Eisenstein Series on Siegel Space I am looking for any reference dealing explicitly with Eisenstein series on Siegel space (the simplest case of $\rm{SP}_4$ is fine). Anything would be welcome, but in particular I'm interested in the Fourier-expansions and constant terms. Another preference is that reference be written in the language of the reals instead of the Adeles, though this isn't so important.
Thanks!
UPDATE: Thanks for the references so far!

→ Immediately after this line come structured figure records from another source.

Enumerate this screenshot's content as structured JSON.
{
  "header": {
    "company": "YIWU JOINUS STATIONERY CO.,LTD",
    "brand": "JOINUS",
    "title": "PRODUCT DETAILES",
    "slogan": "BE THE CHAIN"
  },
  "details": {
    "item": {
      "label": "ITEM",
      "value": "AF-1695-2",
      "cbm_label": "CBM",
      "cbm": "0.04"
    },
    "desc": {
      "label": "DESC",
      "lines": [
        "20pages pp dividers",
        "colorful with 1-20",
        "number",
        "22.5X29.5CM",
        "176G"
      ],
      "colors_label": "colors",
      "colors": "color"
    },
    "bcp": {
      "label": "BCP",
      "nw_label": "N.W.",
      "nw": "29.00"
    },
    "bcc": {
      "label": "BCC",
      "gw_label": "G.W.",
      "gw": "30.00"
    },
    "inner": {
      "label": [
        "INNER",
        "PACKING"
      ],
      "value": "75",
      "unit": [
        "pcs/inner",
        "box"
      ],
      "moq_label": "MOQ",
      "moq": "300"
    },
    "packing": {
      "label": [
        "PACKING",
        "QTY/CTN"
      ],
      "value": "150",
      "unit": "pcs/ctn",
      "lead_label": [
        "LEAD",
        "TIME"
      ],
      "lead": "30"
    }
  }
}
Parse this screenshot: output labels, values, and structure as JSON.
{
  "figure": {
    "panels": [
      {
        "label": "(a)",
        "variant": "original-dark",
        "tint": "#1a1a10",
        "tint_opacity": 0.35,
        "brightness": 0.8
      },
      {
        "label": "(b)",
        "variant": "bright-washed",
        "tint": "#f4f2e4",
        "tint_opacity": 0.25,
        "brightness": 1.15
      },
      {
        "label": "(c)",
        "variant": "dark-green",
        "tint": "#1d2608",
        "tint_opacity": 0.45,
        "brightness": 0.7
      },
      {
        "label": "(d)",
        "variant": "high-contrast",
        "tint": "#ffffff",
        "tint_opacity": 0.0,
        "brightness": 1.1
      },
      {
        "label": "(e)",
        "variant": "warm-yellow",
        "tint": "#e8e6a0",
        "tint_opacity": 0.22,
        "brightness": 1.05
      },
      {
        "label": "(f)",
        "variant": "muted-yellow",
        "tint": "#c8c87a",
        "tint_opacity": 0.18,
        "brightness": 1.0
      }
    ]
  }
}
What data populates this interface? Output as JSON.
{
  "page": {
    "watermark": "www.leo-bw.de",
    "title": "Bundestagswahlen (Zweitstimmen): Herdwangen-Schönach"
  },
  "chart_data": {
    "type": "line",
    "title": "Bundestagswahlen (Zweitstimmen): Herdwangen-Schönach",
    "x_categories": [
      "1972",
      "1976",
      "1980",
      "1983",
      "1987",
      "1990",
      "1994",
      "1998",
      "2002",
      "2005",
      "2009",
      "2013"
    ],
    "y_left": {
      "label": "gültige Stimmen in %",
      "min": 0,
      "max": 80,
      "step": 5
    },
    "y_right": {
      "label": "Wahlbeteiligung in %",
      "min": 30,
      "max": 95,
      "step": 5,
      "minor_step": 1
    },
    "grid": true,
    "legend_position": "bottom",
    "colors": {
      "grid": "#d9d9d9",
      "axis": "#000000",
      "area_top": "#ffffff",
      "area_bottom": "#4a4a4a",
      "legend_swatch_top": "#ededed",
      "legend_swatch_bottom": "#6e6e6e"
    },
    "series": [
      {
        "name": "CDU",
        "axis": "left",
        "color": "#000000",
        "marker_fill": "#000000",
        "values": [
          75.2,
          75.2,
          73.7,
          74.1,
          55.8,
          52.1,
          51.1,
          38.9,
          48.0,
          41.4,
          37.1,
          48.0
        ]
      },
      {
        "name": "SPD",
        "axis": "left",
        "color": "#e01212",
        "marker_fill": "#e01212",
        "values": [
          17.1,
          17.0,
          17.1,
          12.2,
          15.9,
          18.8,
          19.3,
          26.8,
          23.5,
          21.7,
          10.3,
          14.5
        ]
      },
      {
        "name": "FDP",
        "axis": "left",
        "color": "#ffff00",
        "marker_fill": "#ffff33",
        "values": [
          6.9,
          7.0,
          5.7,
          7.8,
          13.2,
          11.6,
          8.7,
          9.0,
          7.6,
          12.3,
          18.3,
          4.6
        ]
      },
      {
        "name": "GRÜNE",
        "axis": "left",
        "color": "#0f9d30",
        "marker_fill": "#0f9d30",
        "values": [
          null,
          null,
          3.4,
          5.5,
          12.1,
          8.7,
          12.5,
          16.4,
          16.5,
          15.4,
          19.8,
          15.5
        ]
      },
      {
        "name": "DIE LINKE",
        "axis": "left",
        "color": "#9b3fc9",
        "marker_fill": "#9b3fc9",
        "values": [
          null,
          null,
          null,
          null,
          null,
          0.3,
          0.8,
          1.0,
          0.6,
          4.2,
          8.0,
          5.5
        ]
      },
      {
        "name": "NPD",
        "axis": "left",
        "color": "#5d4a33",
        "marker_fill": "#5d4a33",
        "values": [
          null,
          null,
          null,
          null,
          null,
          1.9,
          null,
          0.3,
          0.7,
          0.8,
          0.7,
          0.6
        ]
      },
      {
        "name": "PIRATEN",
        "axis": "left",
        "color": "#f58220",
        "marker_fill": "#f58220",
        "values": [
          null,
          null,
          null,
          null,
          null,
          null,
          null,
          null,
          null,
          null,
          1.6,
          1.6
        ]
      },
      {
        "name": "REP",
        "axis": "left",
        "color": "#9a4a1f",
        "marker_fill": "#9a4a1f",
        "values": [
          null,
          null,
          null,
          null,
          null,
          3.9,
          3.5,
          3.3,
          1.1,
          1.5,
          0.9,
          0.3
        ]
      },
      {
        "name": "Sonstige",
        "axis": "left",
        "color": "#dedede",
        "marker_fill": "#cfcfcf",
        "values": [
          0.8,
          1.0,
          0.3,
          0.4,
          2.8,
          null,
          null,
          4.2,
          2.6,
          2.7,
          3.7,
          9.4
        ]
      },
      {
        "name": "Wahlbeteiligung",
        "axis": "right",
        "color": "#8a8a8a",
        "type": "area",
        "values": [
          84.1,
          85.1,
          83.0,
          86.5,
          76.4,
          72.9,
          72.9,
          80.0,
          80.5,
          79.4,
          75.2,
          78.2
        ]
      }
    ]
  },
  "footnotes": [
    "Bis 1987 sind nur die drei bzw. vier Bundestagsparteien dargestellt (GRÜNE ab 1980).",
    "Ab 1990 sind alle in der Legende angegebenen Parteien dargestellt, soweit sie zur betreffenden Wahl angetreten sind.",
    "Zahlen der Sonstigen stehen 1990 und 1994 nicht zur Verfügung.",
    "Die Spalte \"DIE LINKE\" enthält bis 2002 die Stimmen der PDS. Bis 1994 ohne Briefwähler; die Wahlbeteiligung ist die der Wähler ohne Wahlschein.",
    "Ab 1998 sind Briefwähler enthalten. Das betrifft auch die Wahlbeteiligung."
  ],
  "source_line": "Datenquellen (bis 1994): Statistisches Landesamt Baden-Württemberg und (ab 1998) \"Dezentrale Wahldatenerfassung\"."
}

I should have specified, I am interested mostly in the real analytic Eisenstein series, which are induced from the Borel. 
 A: I am going to assume you are asking about the (degenerate) Siegel Eisenstein series on $\mathrm{Sp}(2n)$.  If that is the case, I think you should check out
Piatetski-Shapiro and Rallis, "Rankin triple products", section 4
and
Kudla and Rallis, "Poles of Eisenstein series and $L$-functions".
As far as I am aware, these are the canonical references for the harder analytic properties of the constant term and Fourier expansions of these Eisenstein series.  But they are written in the adelic language, and offer perhaps a more in-depth treatment than you are looking for.  So, you should be able to find an easier treatment just for the case of $\mathrm{Sp}(4)$, but I do not know a reference at the moment.
A: For some reason I did just now remember that an appendix in R. Langlands' SLN 544 does show a classical, non-adelic method to treat (non-cuspidal data) Eisenstein series for $GL_n$ and $Sp_n$. The actual immediate point seemed/seems to be to show how to do this over number fields, paying attention to class numbers greater than $1$, etc., but I recall that when I first saw that years ago there was no easily accessible alternative source that I knew or had heard rumors of.